Vers une saison 2 d’Illusion céleste ?
Un manga encore en cours
Le manga Illusion céleste est toujours en cours de publication, ce qui explique pourquoi l’anime s’arrête à un moment charnière de l’histoire. La première saison adapte une partie des volumes disponibles, tout en ménageant suffisamment de marge pour une suite.
Tant que Masakazu Ishiguro n’aura pas avancé suffisamment dans son récit, une saison 2 complète restera délicate à produire. Mais au vu du succès critique et public de la première saison, il serait surprenant que la série en reste là.
Ce que les fans peuvent espérer
Si une saison 2 voit le jour, elle pourrait approfondir plusieurs éléments laissés en suspens :
- le lien précis entre Maru et les enfants du paradis,
- la véritable nature de la catastrophe qui a ravagé le monde,
- le rôle exact des créatures monstrueuses,
- le destin de Kiruko et la façon dont son passé continue de la hanter.

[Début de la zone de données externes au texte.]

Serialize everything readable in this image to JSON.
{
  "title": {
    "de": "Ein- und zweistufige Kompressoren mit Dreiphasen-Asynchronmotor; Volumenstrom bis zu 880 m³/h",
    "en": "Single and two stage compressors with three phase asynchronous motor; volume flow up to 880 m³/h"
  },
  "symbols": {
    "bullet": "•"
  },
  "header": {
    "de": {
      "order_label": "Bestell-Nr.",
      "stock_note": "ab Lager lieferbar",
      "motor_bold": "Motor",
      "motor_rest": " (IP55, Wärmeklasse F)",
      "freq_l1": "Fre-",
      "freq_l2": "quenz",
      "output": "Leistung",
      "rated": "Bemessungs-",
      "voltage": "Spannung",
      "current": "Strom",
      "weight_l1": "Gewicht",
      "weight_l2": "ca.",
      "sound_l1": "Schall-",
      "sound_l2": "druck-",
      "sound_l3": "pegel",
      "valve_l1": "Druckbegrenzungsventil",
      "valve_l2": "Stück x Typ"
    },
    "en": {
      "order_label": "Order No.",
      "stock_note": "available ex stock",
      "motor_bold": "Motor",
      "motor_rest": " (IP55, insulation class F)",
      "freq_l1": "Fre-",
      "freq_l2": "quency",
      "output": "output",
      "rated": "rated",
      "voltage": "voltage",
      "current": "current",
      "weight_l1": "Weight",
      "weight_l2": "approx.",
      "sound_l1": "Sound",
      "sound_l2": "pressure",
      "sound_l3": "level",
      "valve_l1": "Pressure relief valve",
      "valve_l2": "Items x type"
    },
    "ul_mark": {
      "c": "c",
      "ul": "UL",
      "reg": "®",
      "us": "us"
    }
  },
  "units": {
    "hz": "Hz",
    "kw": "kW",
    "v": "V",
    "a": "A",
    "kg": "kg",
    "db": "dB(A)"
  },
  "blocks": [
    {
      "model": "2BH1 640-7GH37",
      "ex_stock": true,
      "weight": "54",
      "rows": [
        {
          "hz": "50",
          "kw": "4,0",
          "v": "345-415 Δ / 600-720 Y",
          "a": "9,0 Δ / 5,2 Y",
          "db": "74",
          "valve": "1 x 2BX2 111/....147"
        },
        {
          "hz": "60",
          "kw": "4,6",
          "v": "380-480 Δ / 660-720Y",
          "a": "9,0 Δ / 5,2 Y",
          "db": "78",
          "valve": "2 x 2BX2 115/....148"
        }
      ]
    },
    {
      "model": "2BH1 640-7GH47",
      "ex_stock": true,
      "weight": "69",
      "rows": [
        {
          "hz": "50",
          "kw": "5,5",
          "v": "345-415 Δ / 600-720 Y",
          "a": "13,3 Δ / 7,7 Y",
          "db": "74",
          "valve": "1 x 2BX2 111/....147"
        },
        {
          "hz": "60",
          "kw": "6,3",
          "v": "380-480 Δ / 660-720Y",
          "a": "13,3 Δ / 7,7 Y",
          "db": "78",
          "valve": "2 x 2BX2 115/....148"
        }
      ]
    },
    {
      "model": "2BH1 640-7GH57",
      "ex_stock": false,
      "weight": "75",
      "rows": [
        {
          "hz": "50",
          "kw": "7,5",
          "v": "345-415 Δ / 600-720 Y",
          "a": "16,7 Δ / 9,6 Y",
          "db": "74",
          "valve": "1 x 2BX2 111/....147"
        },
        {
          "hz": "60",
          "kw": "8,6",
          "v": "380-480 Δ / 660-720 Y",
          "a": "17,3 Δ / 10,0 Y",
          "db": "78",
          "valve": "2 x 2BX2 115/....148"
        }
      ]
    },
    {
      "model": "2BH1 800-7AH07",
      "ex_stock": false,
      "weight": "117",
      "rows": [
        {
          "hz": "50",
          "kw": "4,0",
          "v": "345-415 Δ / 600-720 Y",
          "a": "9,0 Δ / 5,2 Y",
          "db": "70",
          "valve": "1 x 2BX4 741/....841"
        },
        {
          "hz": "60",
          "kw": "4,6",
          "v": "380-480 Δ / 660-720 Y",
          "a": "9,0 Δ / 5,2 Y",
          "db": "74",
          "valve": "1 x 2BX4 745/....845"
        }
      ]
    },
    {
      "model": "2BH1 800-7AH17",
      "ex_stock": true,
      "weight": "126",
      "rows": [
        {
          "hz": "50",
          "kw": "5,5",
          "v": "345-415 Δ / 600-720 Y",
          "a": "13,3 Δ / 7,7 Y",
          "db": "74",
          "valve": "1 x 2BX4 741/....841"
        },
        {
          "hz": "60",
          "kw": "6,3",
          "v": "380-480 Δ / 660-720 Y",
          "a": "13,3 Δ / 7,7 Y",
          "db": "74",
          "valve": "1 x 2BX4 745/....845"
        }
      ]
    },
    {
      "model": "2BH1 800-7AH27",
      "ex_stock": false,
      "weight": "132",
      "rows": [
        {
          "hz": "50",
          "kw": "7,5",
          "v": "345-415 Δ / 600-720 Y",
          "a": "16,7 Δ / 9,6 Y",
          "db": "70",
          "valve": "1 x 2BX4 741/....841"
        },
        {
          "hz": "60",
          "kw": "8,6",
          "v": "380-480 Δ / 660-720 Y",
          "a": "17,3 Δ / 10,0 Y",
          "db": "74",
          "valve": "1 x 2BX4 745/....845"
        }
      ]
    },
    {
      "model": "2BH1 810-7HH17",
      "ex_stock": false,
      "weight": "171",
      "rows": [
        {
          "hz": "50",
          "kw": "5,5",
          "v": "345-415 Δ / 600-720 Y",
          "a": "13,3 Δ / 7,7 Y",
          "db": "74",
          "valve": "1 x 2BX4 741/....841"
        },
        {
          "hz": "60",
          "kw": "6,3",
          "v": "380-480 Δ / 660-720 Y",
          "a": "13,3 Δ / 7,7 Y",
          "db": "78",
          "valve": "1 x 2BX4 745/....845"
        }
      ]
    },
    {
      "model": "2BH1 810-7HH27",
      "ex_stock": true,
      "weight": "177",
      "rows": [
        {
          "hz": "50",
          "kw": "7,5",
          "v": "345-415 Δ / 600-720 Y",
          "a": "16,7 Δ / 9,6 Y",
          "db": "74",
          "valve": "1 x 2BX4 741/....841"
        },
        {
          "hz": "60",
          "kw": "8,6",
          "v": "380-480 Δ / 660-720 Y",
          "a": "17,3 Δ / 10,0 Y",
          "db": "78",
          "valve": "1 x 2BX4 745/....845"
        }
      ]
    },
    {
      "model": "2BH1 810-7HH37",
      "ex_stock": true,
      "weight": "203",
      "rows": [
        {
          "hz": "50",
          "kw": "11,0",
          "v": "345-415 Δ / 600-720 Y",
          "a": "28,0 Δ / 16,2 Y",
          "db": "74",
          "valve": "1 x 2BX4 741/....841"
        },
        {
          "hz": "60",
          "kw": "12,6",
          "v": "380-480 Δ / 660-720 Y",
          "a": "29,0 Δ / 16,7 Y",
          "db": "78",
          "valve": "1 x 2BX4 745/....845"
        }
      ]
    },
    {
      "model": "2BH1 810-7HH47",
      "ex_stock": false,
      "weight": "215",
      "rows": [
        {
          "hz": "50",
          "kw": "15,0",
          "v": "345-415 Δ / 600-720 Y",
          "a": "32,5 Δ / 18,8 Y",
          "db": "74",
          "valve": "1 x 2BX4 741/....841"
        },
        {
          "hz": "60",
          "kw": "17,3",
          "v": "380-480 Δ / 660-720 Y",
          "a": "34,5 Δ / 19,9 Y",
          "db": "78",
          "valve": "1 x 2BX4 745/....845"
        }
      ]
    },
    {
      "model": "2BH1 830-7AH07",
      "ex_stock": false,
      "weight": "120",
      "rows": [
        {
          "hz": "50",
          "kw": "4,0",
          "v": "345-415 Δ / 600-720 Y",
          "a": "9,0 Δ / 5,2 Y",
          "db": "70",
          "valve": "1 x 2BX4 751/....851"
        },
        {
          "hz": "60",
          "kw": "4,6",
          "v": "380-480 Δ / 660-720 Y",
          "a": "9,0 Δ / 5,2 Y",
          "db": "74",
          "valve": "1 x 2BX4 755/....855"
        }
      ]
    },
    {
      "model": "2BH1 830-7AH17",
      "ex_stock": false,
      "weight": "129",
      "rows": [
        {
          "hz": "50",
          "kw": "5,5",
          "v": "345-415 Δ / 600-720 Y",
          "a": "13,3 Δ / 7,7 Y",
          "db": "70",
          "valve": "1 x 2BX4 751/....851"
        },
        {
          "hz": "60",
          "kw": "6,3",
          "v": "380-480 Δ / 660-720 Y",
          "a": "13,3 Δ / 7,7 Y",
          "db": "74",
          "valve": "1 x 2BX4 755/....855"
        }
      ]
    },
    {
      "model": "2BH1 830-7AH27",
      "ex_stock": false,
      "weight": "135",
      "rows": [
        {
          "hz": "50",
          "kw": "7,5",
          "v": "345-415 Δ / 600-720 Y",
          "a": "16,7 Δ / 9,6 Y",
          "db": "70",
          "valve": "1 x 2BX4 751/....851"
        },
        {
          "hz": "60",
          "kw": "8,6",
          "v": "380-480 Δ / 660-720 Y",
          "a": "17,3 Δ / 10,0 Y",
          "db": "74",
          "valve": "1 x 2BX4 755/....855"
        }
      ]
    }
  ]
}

Dans tous les cas, on peut s’attendre à ce que la série continue de jouer sur ce mélange unique de tension, de mystère et d’émotion, avec une direction artistique toujours marquée par cette inspiration venue de The Last of Us, mais désormais pleinement intégrée à l’identité d’Illusion céleste.
Conclusion : Illusion céleste, un pont entre anime et jeu vidéo
Illusion céleste n’est pas simplement « un anime inspiré par The Last of Us ». C’est une œuvre à part entière, qui s’inscrit dans la lignée des grands récits post apocalyptiques tout en apportant une sensibilité proprement japonaise et une réflexion profonde sur l’enfance, l’identité et l’espoir.
Le fait que son réalisateur, Hirotaka Mori, revendique ouvertement l’influence du jeu de Naughty Dog montre à quel point les frontières entre médias se sont estompées. Aujourd’hui, un anime comme Illusion céleste peut dialoguer avec un jeu vidéo comme The Last of Us, emprunter certains de ses codes visuels, puis les tordre pour raconter une histoire nouvelle.
Pour les fans de récits post apocalyptiques, Illusion céleste est donc bien plus qu’un simple « meilleur anime de 2023 ». C’est une œuvre charnière, à la croisée des influences, qui prouve qu’un manga, un anime et un jeu vidéo peuvent se répondre et se nourrir mutuellement, tout en continuant à surprendre et à émouvoir.